The power of the scene, though–as well as the almost ruinous wife’s meeting pondering life without Bill and possibly Barb–is that it shows these women’s connection despite everything. So however engineered the show’s final moments may have seemed, that they should end up sticking together after Bill’s death makes sense. (In the end, Barb has her priesthood authority, Nicki has her family, and Marge–almost like the family’s college aged daughter–has the chance for the kind of youthful exploration that she finally recognizes she missed out on, even if Bill would never concede it.)

Should we take this as the show’s affirmation of the power and rights of women within polygamy? On the one hand, Big Love has never hesitated to show its women as strong. On the other, it has tended to finesse or sidestep the issue of whether polygamy itself, or polygamy as practiced by the Henricksons, empowers or subjugates women. The speech that Bill gets to give at the Capitol, noting that early polygamists were progressive about women’s suffrage, feels like a sop to counterbalance the fact that he subordinates his wives to his priestly authority in his marriage.

Which is not to say that he does not believe in women’s rights up to the point of priesthood, or that his faith isn’t genuine. But the series ends with him at odds with at least two of his wives about their freedom, and the impasse is resolved not through character but by default. The Henrickson women end Big Love strong and independent, but the way it happens feels like a Gordian-knot way to give everyone the happiest possible ending. (Even, strange as it feels to say, Bill and Lois.)

After we watched the episode, Mrs Tuned In told me she had a hunch the show would somehow end up in the afterlife, something you might be wary of post-Lost, but a resolution that would be fitting in Big Love. Its central mythology, after all, was not about a smoke monster but the question of whether the family would end up together in the celestial kingdom: were they right? Was it all worth it?
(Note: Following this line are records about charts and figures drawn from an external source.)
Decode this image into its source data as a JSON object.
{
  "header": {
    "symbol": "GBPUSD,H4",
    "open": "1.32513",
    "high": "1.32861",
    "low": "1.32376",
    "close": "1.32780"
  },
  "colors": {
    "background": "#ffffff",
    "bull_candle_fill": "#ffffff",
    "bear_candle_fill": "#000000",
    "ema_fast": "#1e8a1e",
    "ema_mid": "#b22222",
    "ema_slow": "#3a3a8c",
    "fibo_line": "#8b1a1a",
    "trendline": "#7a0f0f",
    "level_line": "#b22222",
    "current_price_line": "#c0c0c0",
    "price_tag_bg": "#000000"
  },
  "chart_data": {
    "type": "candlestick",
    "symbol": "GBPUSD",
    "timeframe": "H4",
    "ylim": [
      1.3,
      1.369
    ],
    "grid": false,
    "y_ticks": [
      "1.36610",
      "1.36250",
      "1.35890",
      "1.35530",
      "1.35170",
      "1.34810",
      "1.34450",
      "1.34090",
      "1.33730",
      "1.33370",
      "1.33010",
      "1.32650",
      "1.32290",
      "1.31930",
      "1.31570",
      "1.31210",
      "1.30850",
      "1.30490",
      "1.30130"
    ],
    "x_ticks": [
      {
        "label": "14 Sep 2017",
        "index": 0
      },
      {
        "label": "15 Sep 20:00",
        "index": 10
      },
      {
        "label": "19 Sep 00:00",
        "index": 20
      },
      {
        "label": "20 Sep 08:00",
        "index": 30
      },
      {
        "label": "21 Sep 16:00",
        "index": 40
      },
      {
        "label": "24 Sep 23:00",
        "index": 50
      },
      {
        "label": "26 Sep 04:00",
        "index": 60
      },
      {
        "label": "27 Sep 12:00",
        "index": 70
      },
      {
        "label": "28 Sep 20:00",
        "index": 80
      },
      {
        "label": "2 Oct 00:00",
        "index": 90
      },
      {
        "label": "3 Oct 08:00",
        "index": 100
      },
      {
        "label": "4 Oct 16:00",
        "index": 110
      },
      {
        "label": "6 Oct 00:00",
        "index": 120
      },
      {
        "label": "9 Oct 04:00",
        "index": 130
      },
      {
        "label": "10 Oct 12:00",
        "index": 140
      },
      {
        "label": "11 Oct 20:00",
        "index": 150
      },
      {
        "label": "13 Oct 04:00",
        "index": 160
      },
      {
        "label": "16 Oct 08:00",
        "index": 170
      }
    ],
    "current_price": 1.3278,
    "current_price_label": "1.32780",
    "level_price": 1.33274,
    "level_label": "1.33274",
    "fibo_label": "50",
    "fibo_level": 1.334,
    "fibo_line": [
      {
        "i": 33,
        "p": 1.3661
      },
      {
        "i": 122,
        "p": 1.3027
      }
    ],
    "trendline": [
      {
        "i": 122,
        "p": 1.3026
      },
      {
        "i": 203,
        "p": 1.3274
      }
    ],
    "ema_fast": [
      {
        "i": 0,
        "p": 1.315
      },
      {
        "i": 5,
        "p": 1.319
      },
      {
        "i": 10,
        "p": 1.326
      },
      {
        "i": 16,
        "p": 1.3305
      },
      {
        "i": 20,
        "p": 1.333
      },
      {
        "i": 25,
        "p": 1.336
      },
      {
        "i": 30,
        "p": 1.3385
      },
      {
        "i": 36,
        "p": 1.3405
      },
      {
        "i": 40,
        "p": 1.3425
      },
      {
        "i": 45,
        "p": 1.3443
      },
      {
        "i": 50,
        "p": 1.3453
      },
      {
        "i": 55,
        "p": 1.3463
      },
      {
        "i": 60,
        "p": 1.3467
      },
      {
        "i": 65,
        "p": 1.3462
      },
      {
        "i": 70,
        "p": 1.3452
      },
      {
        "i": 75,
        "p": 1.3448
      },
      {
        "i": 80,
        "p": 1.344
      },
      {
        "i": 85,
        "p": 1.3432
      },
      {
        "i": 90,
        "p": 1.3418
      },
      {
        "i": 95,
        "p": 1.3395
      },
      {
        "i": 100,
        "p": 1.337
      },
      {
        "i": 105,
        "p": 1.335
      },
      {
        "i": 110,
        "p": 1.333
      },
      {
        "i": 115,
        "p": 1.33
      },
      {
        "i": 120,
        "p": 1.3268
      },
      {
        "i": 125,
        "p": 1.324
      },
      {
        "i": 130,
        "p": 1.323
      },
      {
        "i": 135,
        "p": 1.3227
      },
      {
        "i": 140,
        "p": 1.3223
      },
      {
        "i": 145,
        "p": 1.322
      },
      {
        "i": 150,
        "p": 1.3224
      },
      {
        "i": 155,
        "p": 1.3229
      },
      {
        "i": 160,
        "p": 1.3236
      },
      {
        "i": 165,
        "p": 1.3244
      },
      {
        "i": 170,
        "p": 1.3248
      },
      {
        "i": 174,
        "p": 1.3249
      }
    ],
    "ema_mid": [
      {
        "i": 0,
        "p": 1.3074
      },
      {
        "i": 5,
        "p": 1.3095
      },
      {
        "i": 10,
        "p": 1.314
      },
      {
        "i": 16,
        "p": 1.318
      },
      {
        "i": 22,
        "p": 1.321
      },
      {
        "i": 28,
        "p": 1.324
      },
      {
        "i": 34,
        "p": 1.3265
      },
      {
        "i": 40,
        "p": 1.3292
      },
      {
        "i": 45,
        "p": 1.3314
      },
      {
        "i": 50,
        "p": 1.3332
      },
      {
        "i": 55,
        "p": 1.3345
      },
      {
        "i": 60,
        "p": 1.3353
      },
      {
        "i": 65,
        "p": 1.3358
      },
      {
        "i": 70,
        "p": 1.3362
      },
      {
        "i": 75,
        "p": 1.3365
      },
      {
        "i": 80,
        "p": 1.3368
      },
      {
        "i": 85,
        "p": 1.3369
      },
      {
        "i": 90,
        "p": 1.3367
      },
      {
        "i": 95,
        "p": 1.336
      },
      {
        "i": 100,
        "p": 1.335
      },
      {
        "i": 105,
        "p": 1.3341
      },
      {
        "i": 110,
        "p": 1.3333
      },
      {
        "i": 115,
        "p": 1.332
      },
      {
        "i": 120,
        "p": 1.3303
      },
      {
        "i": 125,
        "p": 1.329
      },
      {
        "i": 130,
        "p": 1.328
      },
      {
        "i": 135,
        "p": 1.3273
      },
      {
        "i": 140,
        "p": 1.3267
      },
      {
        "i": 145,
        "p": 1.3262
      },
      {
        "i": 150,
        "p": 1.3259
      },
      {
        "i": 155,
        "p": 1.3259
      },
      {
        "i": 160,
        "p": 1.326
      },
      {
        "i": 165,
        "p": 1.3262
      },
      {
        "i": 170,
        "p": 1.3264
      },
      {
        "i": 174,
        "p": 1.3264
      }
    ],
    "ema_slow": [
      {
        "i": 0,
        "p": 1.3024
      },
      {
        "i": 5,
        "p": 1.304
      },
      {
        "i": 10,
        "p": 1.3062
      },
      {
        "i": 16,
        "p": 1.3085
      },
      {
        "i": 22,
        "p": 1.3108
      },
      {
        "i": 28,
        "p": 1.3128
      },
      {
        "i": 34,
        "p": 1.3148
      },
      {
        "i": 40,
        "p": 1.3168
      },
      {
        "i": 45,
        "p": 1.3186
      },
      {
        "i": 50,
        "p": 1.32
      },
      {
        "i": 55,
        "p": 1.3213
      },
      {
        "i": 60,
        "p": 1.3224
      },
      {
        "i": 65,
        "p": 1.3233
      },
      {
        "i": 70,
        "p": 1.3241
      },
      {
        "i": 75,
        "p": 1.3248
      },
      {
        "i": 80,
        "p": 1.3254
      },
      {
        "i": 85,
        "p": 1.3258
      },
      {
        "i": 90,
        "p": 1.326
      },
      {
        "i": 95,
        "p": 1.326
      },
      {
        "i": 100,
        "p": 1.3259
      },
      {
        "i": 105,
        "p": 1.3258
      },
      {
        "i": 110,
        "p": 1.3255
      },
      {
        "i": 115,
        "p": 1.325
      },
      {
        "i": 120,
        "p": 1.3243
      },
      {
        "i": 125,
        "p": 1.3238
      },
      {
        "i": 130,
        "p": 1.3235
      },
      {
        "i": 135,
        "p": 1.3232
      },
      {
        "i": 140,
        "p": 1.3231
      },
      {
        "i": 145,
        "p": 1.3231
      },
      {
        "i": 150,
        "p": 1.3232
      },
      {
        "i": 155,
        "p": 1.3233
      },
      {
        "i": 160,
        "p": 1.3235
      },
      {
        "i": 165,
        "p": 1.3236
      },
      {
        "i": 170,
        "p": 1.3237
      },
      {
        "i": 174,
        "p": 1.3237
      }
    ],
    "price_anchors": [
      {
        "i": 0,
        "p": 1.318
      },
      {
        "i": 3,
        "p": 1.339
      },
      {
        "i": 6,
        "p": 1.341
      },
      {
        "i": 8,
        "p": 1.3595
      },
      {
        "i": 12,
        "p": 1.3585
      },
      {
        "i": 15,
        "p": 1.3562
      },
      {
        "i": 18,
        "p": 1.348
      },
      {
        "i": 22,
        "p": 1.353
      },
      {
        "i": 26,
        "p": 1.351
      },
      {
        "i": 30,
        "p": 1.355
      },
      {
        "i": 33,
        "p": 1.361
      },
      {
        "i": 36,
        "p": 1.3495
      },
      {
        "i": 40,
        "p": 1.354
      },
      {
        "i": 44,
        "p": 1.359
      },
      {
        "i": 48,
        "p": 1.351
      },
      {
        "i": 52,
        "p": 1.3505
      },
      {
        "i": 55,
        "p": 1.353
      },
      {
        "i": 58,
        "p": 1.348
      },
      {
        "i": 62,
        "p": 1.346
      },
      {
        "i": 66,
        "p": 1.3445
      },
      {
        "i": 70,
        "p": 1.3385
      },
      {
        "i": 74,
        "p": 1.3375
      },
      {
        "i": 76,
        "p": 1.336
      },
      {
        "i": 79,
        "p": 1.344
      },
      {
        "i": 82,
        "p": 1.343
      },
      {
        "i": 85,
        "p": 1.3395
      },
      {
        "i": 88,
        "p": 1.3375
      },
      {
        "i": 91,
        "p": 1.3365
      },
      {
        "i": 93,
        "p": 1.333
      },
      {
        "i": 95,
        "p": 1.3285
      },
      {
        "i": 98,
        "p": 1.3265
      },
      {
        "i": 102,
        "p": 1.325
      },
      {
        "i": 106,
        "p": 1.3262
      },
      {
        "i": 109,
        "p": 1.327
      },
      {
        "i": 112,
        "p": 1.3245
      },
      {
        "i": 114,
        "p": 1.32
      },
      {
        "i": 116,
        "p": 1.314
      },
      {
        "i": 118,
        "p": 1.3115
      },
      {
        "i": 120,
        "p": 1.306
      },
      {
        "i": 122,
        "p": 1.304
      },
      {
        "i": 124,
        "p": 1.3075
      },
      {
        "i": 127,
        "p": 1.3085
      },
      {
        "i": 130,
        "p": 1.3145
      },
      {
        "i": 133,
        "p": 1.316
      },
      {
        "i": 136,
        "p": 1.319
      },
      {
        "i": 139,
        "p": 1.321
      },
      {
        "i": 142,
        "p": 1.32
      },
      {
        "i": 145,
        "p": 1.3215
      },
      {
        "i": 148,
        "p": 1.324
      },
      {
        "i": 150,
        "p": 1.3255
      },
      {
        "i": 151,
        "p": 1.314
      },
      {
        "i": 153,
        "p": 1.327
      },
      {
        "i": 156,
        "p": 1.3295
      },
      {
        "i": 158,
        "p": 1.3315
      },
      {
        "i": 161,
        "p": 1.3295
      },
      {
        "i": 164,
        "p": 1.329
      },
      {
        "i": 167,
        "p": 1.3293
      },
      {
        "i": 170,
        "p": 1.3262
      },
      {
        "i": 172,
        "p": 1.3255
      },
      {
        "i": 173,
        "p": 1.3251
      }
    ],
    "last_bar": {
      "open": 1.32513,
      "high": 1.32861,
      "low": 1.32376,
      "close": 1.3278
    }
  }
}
Instead, the episode closed with a cover of the show’s original theme, “God Only Knows,” which felt like a nod toward the finale’s return to the show’s core issues, and maybe, an admission that the series lost its way the last couple of seasons (when that theme was replaced by “Home”). There was a lot that fell away in the wrap-up–Lois got a tearful sendoff, and we had the brief return of Amanda Seyfried as Sarah–but in the end, Big Love came back full circle to the core relationships. With Bill’s death, we’ll never really see whether his vision for his family was doomed or sustainable while he lived. Instead, we closed on a moving if messy note for a moving if messy series: a affirmation of love, at least, in bodily form on Earth. As for what comes after? God only knows.

In the interest of getting this posted, I’m going to skip what would appropriately have been a final hail of Big Love bullets. Feel free to elaborate on any subplots, addressed or dropped–or the left-field choice of Carl as gunman–in the comments.